One small schema fix that mattered immediately

This checkpoint also fixed a small but real contract bug.

td2_boot_probe.json already contained the write hits, but it did not preserve trace_start_frame and trace_end_frame in the main payload. That meant a merged visual contract could tell you:

  • which domains were active
  • which frames were touched inside each domain

but not the exact requested trace window that produced the capture.

The probe now writes those fields directly, and the merged contract now carries:

  • producerTrace.traceWindow.startFrame
  • producerTrace.traceWindow.endFrame

For the 986 proof, that means the contract explicitly records 982..986, not just the derived per-domain spans.

That is a small change, but it makes the artifact more trustworthy as a handoff surface.

Why this checkpoint is better than another blind 7051 retry

The earlier 7051 follow-up was still the right experiment to try. It just was not the right experiment to keep retrying in the same environment.

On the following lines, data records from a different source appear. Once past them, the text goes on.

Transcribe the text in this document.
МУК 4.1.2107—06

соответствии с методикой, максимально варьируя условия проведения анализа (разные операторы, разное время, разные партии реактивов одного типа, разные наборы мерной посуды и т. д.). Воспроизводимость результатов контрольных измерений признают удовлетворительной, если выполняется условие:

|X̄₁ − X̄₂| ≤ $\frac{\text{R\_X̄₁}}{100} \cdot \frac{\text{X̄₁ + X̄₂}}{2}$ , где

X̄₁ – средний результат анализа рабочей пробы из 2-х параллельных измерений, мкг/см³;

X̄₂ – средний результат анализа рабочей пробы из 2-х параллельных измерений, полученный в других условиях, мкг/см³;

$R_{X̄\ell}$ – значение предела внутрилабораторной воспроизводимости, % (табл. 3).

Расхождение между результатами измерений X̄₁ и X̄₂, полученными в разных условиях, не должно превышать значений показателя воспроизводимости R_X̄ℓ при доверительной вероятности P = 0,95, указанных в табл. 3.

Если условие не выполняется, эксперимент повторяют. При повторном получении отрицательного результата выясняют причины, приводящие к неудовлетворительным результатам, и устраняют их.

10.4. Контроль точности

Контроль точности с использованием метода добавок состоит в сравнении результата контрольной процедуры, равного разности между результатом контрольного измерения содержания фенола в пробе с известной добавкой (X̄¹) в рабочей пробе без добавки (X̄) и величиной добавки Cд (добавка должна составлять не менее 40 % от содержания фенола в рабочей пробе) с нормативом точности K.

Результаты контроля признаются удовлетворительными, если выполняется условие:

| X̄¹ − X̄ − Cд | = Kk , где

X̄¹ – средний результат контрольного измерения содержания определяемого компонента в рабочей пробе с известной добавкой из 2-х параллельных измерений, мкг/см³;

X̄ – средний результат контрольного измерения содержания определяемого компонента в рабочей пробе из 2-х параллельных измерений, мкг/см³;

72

Two bounded power-on timed-input attempts still exited 255 before producing a probe JSON. After that, the right move was not persistence for its own sake. The right move was to switch to a target that could still advance the lane.

986 did exactly that:

  • it produced a real later-window ownership trace
  • it tightened the contract format itself
  • it gave the lane a better anchor for the already-documented 986/990/994 late-attract composition boundary

That is forward progress, not a workaround.

What comes next

The next step is not to go back immediately to 7051.

The next step is to extend the same live ownership path forward into:

  • 990
  • 994

Those windows already have queue artifacts, OAM delta reports, and bridge-visible comparisons. They are the natural continuation of the same question.

7051 should come back only when there is a better starting surface for it, likely a reusable late-intro seed or savestate. That is a different problem.

For now, the important result is simpler:

the repo no longer has only an early producer-trace proof and a blocked later timed-input path. It now has a real late-window live ownership contract at 986, and that is enough to keep the archaeology lane moving.